L’Assemblée nationale a approuvé mercredi en première lecture les mesures du projet de loi sur la santé visant à lutter contre « les déserts médicaux » et à encourager les professionnels de santé à se regrouper en « communautés » sur un territoire.
Promouvoir la formation et l’installation
Un « pacte national territoire-santé » -terme finalement choisi en séance à la demande de la ministre Marisol Touraine-, arrêté par le gouvernement et mis en oeuvre par les Agences régionales de santé (ARS), visera à « promouvoir la formation et l’installation des professionnels de santé en fonction des besoins des territoires », avec « des actions spécifiquement destinées aux territoires particulièrement isolés ».

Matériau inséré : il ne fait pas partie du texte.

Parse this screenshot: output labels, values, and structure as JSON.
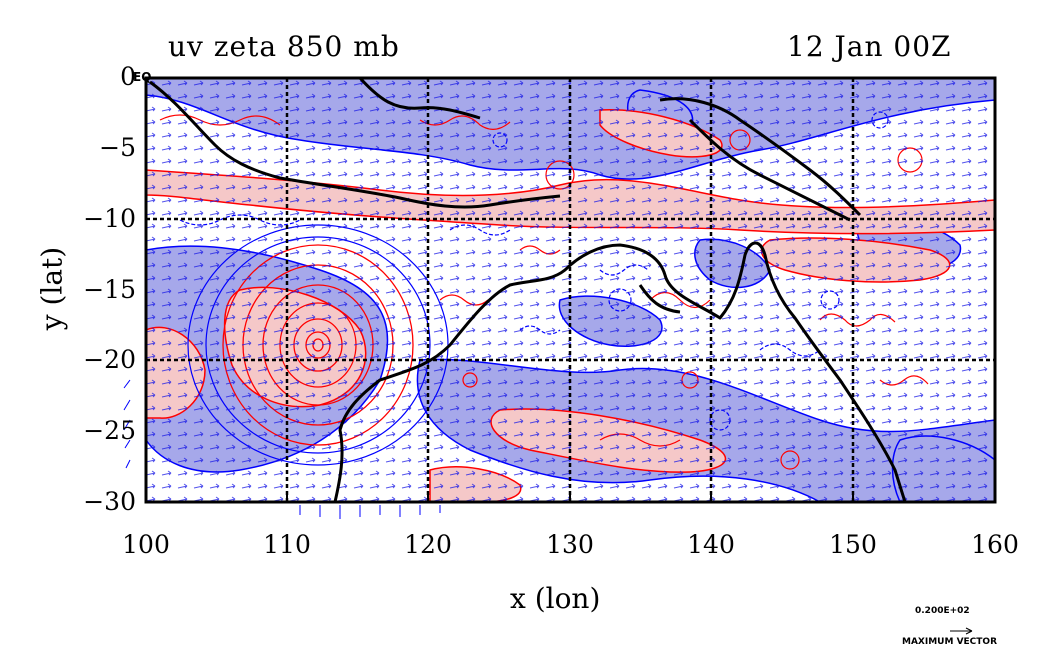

« Que changera concrètement ce pacte? », s’est interrogée Isabelle Le Callennec (UMP), lors d’un débat montrant à la fois la grande sensibilité des élus au problème et la difficulté à trouver des mesures vraiment efficaces. « Comment voulez vous inciter des jeunes médecins à s’installer dans un endroit où il n’y a pas de services publics ! », s’est exclamée la radicale de gauche Dominique Orliac. « Un médecin s’installe dans un village. Y a t-il une école, des activités pour ses enfants ? », a demandé Bernard Debré (UMP).
Et pour Richard Ferrand (PS) « on ne pourra pas dire très longtemps, sur tous les bancs, à la fois qu’on est pour une liberté d’installation des médecins sacralisée et qu’on veut aménager le territoire ».
Organiser « un maillage du territoire »
« J’ai fait le choix de l’incitation, et non de la coercition, et du respect de la liberté d’installation », a répondu Marisol Touraine, en rappelant toutes les mesures déjà en oeuvre, comme l’existence dans chaque ARS, d’un « référent installation » pour aiguiller et conseiller les jeunes médecins. Plus fondamentalement, a-t-elle expliqué, il s’agit d’organiser « un maillage du territoire » en particulier grâce aux « communautés professionnelles territoriales de santé » instaurées par le projet de loi.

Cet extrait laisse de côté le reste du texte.